Chris Fowler Cambridge Computer |
To demonstrate the readiness of the new simulator, he performed a hero-run on the University of Florida’s supercomputer – HiPerGator. With the support of UF Information Technology (UFIT) staff, UF Distinguished Professor and project owner Dr. Rafael Muñoz-Carpena, and UF’s NVIDIA AI Technology Center (NVAITC), Fowler used 512 GPUs across HiPerGator’s 64 DGX A100 SuperPOD nodes to benchmark and achieve a peak weak scaling performance of 90%. This means the computation achieved was 512 times larger than what would be possible on a single GPU and less than 10% efficiency was lost due to the necessary communications – a remarkable result.
The collaboration between Dr. Muñoz-Carpena, UFIT, and the NVAITC allowed the UNC team to work directly with HPC experts and cutting-edge supercomputing technologies. Mark Hill and Kristopher Keipert, two of NVIDIA’s senior solutions architects, provided insight and helped facilitate Fowler’s GPU analysis of the project. Once the simulator was ready to begin scaling up for a hero-run on HiPerGator, UFIT senior director Erik Deumens and his staff worked to scale the simulator from a single node to 64 nodes.
Dr. Cass T. Miller University of North Carolina at Chapel Hill |
Dr. Rafael Muñoz-Carpena |
“This collaboration across the disciplines and supported by unprecedented computational resources that UF spearheads is a wonderful example of how we need to advance the frontier of science and engineering,” said Dr. Muñoz-Carpena.

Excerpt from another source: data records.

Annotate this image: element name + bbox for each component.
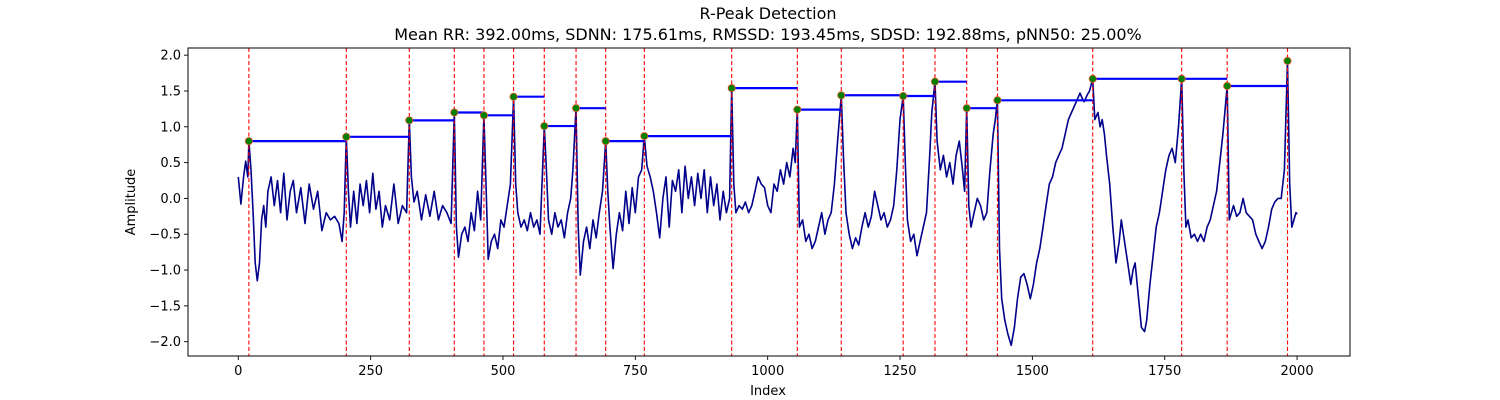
peak-marker-19 bbox=[1223, 81, 1232, 90]
y-tick-label-5: 0.5 bbox=[160, 156, 181, 171]
x-axis-label: Index bbox=[750, 384, 786, 399]
plot-area bbox=[237, 48, 1298, 356]
peak-marker-12 bbox=[837, 91, 846, 100]
peak-marker-1 bbox=[342, 132, 351, 141]
x-tick-label-2: 500 bbox=[491, 364, 516, 379]
peak-marker-15 bbox=[962, 104, 971, 113]
y-tick-label-1: −1.5 bbox=[149, 299, 181, 314]
peak-marker-6 bbox=[540, 122, 549, 131]
y-tick-label-0: −2.0 bbox=[149, 335, 181, 350]
peak-marker-8 bbox=[601, 137, 610, 146]
chart-title: R-Peak Detection bbox=[699, 4, 836, 23]
x-tick-label-8: 2000 bbox=[1281, 364, 1314, 379]
y-tick-label-2: −1.0 bbox=[149, 264, 181, 279]
ecg-signal-line bbox=[237, 60, 1298, 347]
x-tick-label-7: 1750 bbox=[1148, 364, 1181, 379]
y-axis-ticks: −2.0 −1.5 −1.0 −0.5 0.0 0.5 1.0 1.5 2.0 bbox=[149, 49, 188, 350]
y-tick-label-4: 0.0 bbox=[160, 192, 181, 207]
peak-marker-18 bbox=[1177, 74, 1186, 83]
peak-marker-2 bbox=[405, 116, 414, 125]
peak-marker-16 bbox=[993, 96, 1002, 105]
y-tick-label-8: 2.0 bbox=[160, 49, 181, 64]
peak-marker-0 bbox=[244, 137, 253, 146]
axes-frame bbox=[187, 47, 1351, 357]
peak-marker-5 bbox=[509, 92, 518, 101]
y-tick-label-3: −0.5 bbox=[149, 228, 181, 243]
peak-marker-17 bbox=[1088, 74, 1097, 83]
x-tick-label-6: 1500 bbox=[1016, 364, 1049, 379]
peak-marker-11 bbox=[793, 105, 802, 114]
peak-marker-7 bbox=[572, 104, 581, 113]
x-axis-ticks: 0 250 500 750 1000 1250 1500 1750 2000 bbox=[234, 356, 1314, 379]
y-tick-label-6: 1.0 bbox=[160, 120, 181, 135]
peak-marker-14 bbox=[930, 77, 939, 86]
x-tick-label-1: 250 bbox=[358, 364, 383, 379]
y-axis-label: Amplitude bbox=[124, 169, 139, 236]
peak-marker-3 bbox=[450, 108, 459, 117]
x-tick-label-0: 0 bbox=[234, 364, 242, 379]
peak-marker-4 bbox=[479, 111, 488, 120]
peak-marker-9 bbox=[640, 132, 649, 141]
peak-marker-13 bbox=[899, 91, 908, 100]
x-tick-label-5: 1250 bbox=[883, 364, 916, 379]
x-tick-label-3: 750 bbox=[623, 364, 648, 379]
x-tick-label-4: 1000 bbox=[751, 364, 784, 379]
chart-subtitle: Mean RR: 392.00ms, SDNN: 175.61ms, RMSSD… bbox=[394, 25, 1142, 44]
y-tick-label-7: 1.5 bbox=[160, 84, 181, 99]
peak-marker-20 bbox=[1283, 56, 1292, 65]
peak-marker-10 bbox=[727, 84, 736, 93]
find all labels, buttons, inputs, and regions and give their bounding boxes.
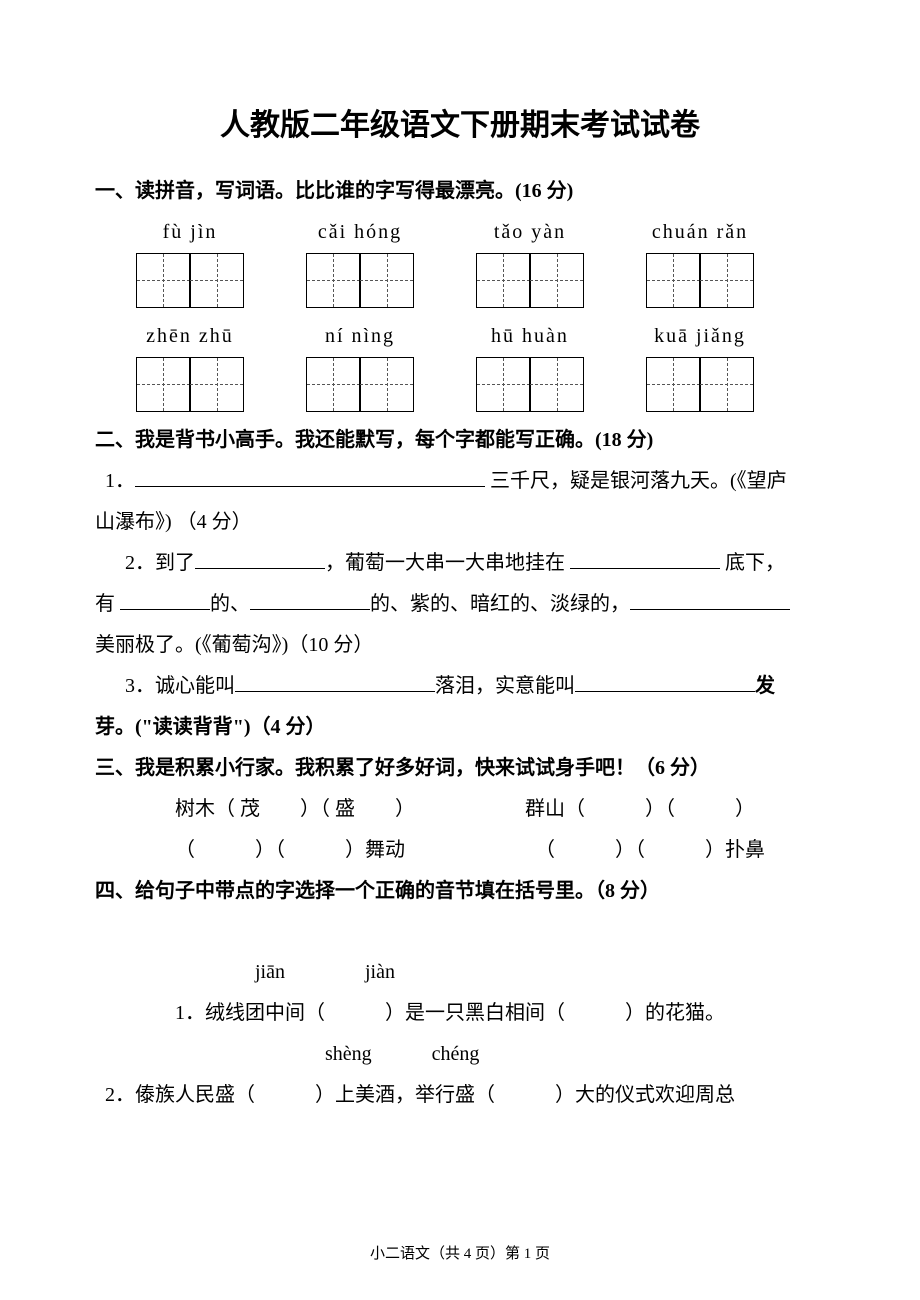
tianzi-box[interactable] [306, 357, 361, 412]
s2-q2-line1: 2．到了 ，葡萄一大串一大串地挂在 底下， [95, 543, 825, 584]
tianzi-box[interactable] [476, 357, 531, 412]
page-footer: 小二语文（共 4 页）第 1 页 [0, 1239, 920, 1270]
pinyin-cell: fù jìn [105, 212, 275, 253]
blank[interactable] [195, 548, 325, 569]
pinyin-cell: cǎi hóng [275, 212, 445, 253]
tianzi-box[interactable] [699, 253, 754, 308]
tianzi-pair [275, 357, 445, 412]
text: 落泪，实意能叫 [435, 675, 575, 697]
tianzi-box[interactable] [136, 253, 191, 308]
pinyin-cell: chuán rǎn [615, 212, 785, 253]
tianzi-box[interactable] [359, 357, 414, 412]
tianzi-box[interactable] [359, 253, 414, 308]
tianzi-box[interactable] [136, 357, 191, 412]
blank[interactable] [570, 548, 720, 569]
s2-q2-line2: 有 的、 的、紫的、暗红的、淡绿的， [95, 584, 825, 625]
page-title: 人教版二年级语文下册期末考试试卷 [95, 95, 825, 157]
blank[interactable] [250, 589, 370, 610]
text: 3．诚心能叫 [125, 675, 235, 697]
text: 底下， [720, 552, 785, 574]
s4-pinyin-2: shèng chéng [95, 1034, 825, 1075]
s4-pinyin-1: jiān jiàn [95, 952, 825, 993]
pinyin-cell: kuā jiǎng [615, 316, 785, 357]
tianzi-box[interactable] [189, 253, 244, 308]
blank[interactable] [575, 671, 755, 692]
page: 人教版二年级语文下册期末考试试卷 一、读拼音，写词语。比比谁的字写得最漂亮。(1… [0, 0, 920, 1300]
tianzi-box[interactable] [529, 253, 584, 308]
blank[interactable] [135, 466, 485, 487]
pinyin-cell: tǎo yàn [445, 212, 615, 253]
text: 芽。("读读背背")（4 分） [95, 716, 326, 738]
pinyin-row-1: fù jìn cǎi hóng tǎo yàn chuán rǎn [105, 212, 825, 253]
text: 的、紫的、暗红的、淡绿的， [370, 593, 630, 615]
tianzi-box[interactable] [699, 357, 754, 412]
tianzi-box[interactable] [476, 253, 531, 308]
tianzi-pair [105, 357, 275, 412]
tianzi-box[interactable] [306, 253, 361, 308]
tianzi-pair [445, 357, 615, 412]
tianzi-box[interactable] [646, 357, 701, 412]
s2-q1-line2: 山瀑布》) （4 分） [95, 502, 825, 543]
s2-q3-line2: 芽。("读读背背")（4 分） [95, 707, 825, 748]
tianzi-box[interactable] [529, 357, 584, 412]
text: 2．到了 [125, 552, 195, 574]
text: 发 [755, 675, 775, 697]
s2-q1-line1: 1． 三千尺，疑是银河落九天。(《望庐 [95, 461, 825, 502]
section-3-heading: 三、我是积累小行家。我积累了好多好词，快来试试身手吧！（6 分） [95, 748, 825, 789]
s4-q1: 1．绒线团中间（ ）是一只黑白相间（ ）的花猫。 [95, 993, 825, 1034]
tianzi-pair [105, 253, 275, 308]
pinyin-row-2: zhēn zhū ní nìng hū huàn kuā jiǎng [105, 316, 825, 357]
section-1-heading: 一、读拼音，写词语。比比谁的字写得最漂亮。(16 分) [95, 171, 825, 212]
tianzi-pair [275, 253, 445, 308]
blank[interactable] [235, 671, 435, 692]
pinyin-cell: ní nìng [275, 316, 445, 357]
text: ，葡萄一大串一大串地挂在 [325, 552, 570, 574]
pinyin-cell: zhēn zhū [105, 316, 275, 357]
spacer [95, 912, 825, 952]
s2-q2-line3: 美丽极了。(《葡萄沟》)（10 分） [95, 625, 825, 666]
tianzi-box[interactable] [646, 253, 701, 308]
text: 1． [105, 470, 135, 492]
blank[interactable] [120, 589, 210, 610]
section-2-heading: 二、我是背书小高手。我还能默写，每个字都能写正确。(18 分) [95, 420, 825, 461]
s3-line2: （ ）（ ）舞动 （ ）（ ）扑鼻 [95, 830, 825, 871]
text: 的、 [210, 593, 250, 615]
s2-q3-line1: 3．诚心能叫 落泪，实意能叫 发 [95, 666, 825, 707]
s4-q2: 2．傣族人民盛（ ）上美酒，举行盛（ ）大的仪式欢迎周总 [95, 1075, 825, 1116]
tianzi-pair [615, 253, 785, 308]
blank[interactable] [630, 589, 790, 610]
text: 三千尺，疑是银河落九天。(《望庐 [485, 470, 787, 492]
tianzi-row-1 [105, 253, 825, 308]
tianzi-pair [615, 357, 785, 412]
tianzi-pair [445, 253, 615, 308]
tianzi-box[interactable] [189, 357, 244, 412]
pinyin-cell: hū huàn [445, 316, 615, 357]
tianzi-row-2 [105, 357, 825, 412]
text: 有 [95, 593, 120, 615]
section-4-heading: 四、给句子中带点的字选择一个正确的音节填在括号里。（8 分） [95, 871, 825, 912]
s3-line1: 树木（ 茂 ）（ 盛 ） 群山（ ）（ ） [95, 789, 825, 830]
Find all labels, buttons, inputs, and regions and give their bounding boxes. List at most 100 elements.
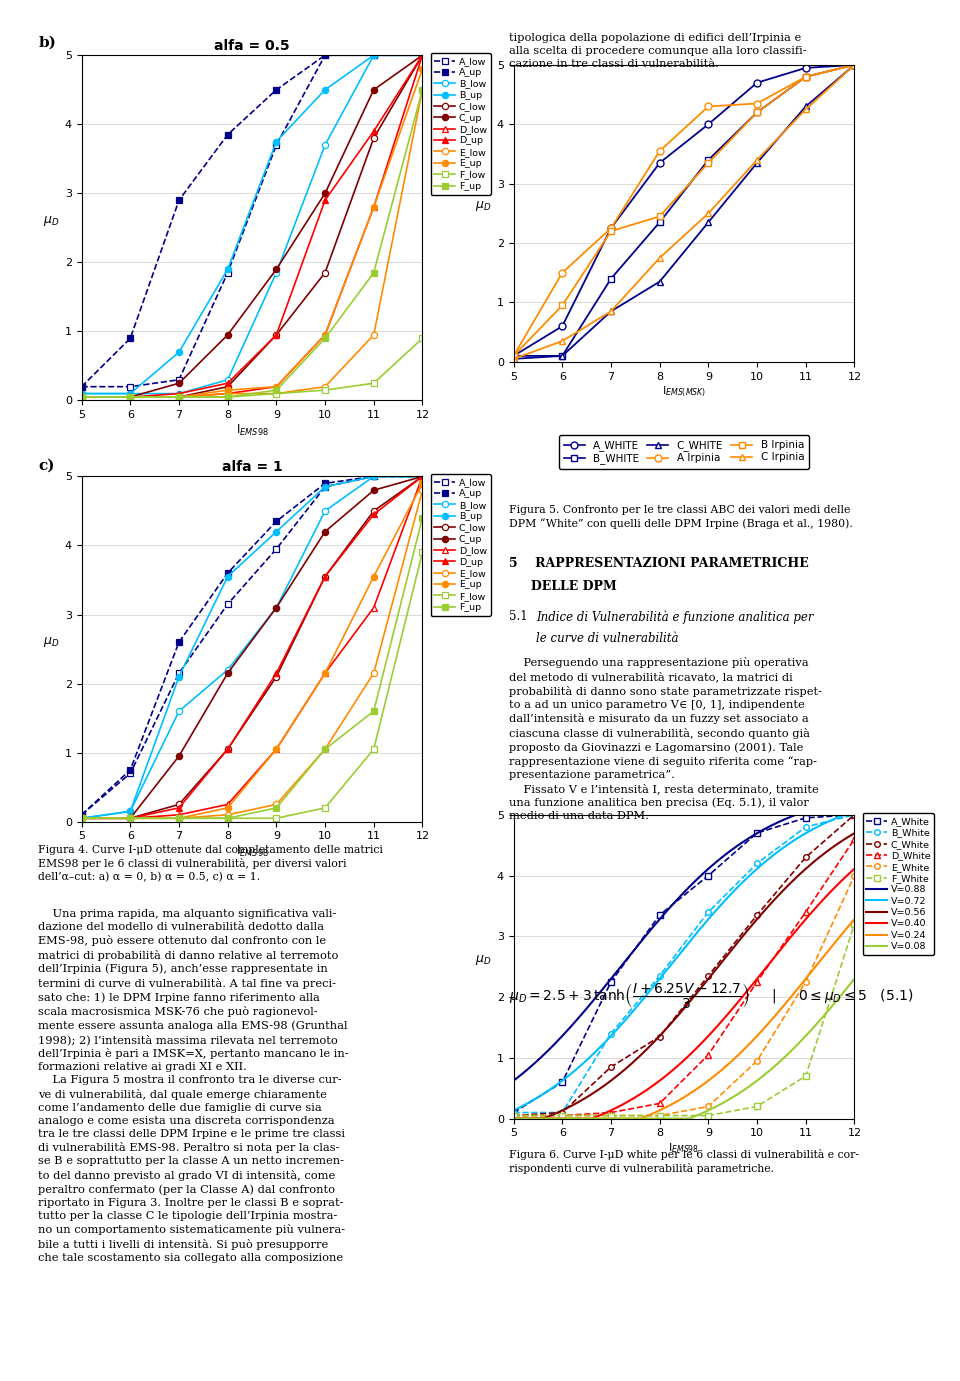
- C_low: [76, 389, 87, 406]
- Line: A Irpinia: A Irpinia: [510, 61, 858, 359]
- Text: Figura 6. Curve I-μD white per le 6 classi di vulnerabilità e cor-
rispondenti c: Figura 6. Curve I-μD white per le 6 clas…: [509, 1149, 859, 1174]
- E_low: [76, 809, 87, 826]
- F_low: [417, 330, 428, 347]
- D_up: [368, 505, 379, 522]
- F_low: [368, 374, 379, 392]
- A_up: [76, 378, 87, 395]
- A_up: [368, 47, 379, 64]
- D_up: [368, 123, 379, 139]
- Line: A_low: A_low: [79, 474, 425, 818]
- D_low: [76, 809, 87, 826]
- E_up: [76, 809, 87, 826]
- C_up: [173, 749, 184, 765]
- A_WHITE: [849, 57, 860, 73]
- C_low: [222, 740, 233, 757]
- A Irpinia: [703, 98, 714, 115]
- B_up: [271, 134, 282, 151]
- E_up: [368, 569, 379, 586]
- D_low: [368, 199, 379, 215]
- B Irpinia: [752, 104, 763, 120]
- E_up: [271, 378, 282, 395]
- B_low: [320, 503, 331, 519]
- A_low: [76, 807, 87, 823]
- Y-axis label: $\mu_D$: $\mu_D$: [42, 635, 60, 649]
- D_low: [173, 807, 184, 823]
- C_up: [271, 261, 282, 278]
- Line: C_low: C_low: [79, 52, 425, 400]
- D_low: [417, 47, 428, 64]
- F_up: [173, 809, 184, 826]
- A_low: [125, 378, 136, 395]
- F_low: [76, 389, 87, 406]
- B_low: [76, 809, 87, 826]
- B_up: [173, 344, 184, 360]
- B_WHITE: [605, 271, 616, 287]
- Line: D_low: D_low: [79, 474, 425, 822]
- C_WHITE: [508, 351, 519, 367]
- C_WHITE: [849, 57, 860, 73]
- D_up: [320, 569, 331, 586]
- B_WHITE: [508, 348, 519, 365]
- B_up: [125, 385, 136, 402]
- Line: C_up: C_up: [79, 474, 425, 822]
- Line: E_up: E_up: [79, 66, 425, 400]
- A_low: [222, 597, 233, 613]
- B_low: [320, 137, 331, 153]
- B_WHITE: [752, 104, 763, 120]
- E_up: [222, 800, 233, 816]
- D_low: [125, 389, 136, 406]
- Line: A_up: A_up: [79, 52, 425, 389]
- A_WHITE: [654, 155, 665, 171]
- C Irpinia: [752, 152, 763, 168]
- Legend: A_White, B_White, C_White, D_White, E_White, F_White, V=0.88, V=0.72, V=0.56, V=: A_White, B_White, C_White, D_White, E_Wh…: [862, 813, 934, 956]
- A_low: [76, 378, 87, 395]
- B_up: [417, 47, 428, 64]
- B_low: [417, 468, 428, 485]
- Text: c): c): [38, 458, 55, 472]
- D_low: [368, 599, 379, 616]
- F_low: [271, 385, 282, 402]
- E_up: [125, 389, 136, 406]
- Line: B Irpinia: B Irpinia: [510, 61, 858, 359]
- C_WHITE: [557, 348, 568, 365]
- E_up: [417, 61, 428, 77]
- C_low: [417, 47, 428, 64]
- B_up: [417, 468, 428, 485]
- E_up: [417, 475, 428, 492]
- F_up: [417, 510, 428, 526]
- F_low: [173, 809, 184, 826]
- D_low: [222, 385, 233, 402]
- A_up: [76, 807, 87, 823]
- Line: B_WHITE: B_WHITE: [510, 61, 858, 359]
- E_up: [173, 389, 184, 406]
- A Irpinia: [654, 142, 665, 159]
- F_up: [417, 81, 428, 98]
- E_low: [320, 740, 331, 757]
- C Irpinia: [703, 206, 714, 222]
- F_up: [368, 265, 379, 282]
- B_low: [271, 599, 282, 616]
- F_low: [368, 740, 379, 757]
- Text: le curve di vulnerabilità: le curve di vulnerabilità: [536, 632, 678, 645]
- Legend: A_low, A_up, B_low, B_up, C_low, C_up, D_low, D_up, E_low, E_up, F_low, F_up: A_low, A_up, B_low, B_up, C_low, C_up, D…: [430, 474, 491, 616]
- C_low: [76, 809, 87, 826]
- B Irpinia: [557, 297, 568, 313]
- C_low: [271, 668, 282, 685]
- Text: DELLE DPM: DELLE DPM: [509, 580, 616, 592]
- B_up: [271, 523, 282, 540]
- C_low: [173, 795, 184, 812]
- C_up: [271, 599, 282, 616]
- B_up: [368, 468, 379, 485]
- A_low: [173, 371, 184, 388]
- A_up: [222, 127, 233, 144]
- F_low: [222, 809, 233, 826]
- B_up: [76, 809, 87, 826]
- C_up: [125, 809, 136, 826]
- F_up: [222, 389, 233, 406]
- B Irpinia: [605, 222, 616, 239]
- Line: A_WHITE: A_WHITE: [510, 61, 858, 359]
- D_low: [173, 389, 184, 406]
- C Irpinia: [605, 302, 616, 319]
- Line: D_up: D_up: [79, 52, 425, 400]
- E_up: [320, 327, 331, 344]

Thorough model validations are essential as 100 years of tradition are being replaced. By combining the theoretical and computational resources, this cross-university effort has advanced us closer to confirming the new theoretical model for two-fluid flow through porous materials. It will be essential to use high-performance computing resources and AI approaches to generate reliable parameter estimates to facilitate the application of the new TCAT modeling approach by those without HiPerGator-level computing facilities. Ultimately, the advances made in this work will underpin improved simulation of important processes such as carbon capture and storage, global climate trend prediction, environmental remediation, and tumor growth and treatment – all with much higher fidelity and accuracy than is currently available. Because the applications are so plentiful and important to society, this work is highly significant and broadly impactful.
“It is only through the joint use of theory, computation, and experimental approaches that such advancements are possible,” said Dr. Miller. “HiPerGator is one of the few machines in the world capable of simulating the scale of systems needed to enable these advancements.”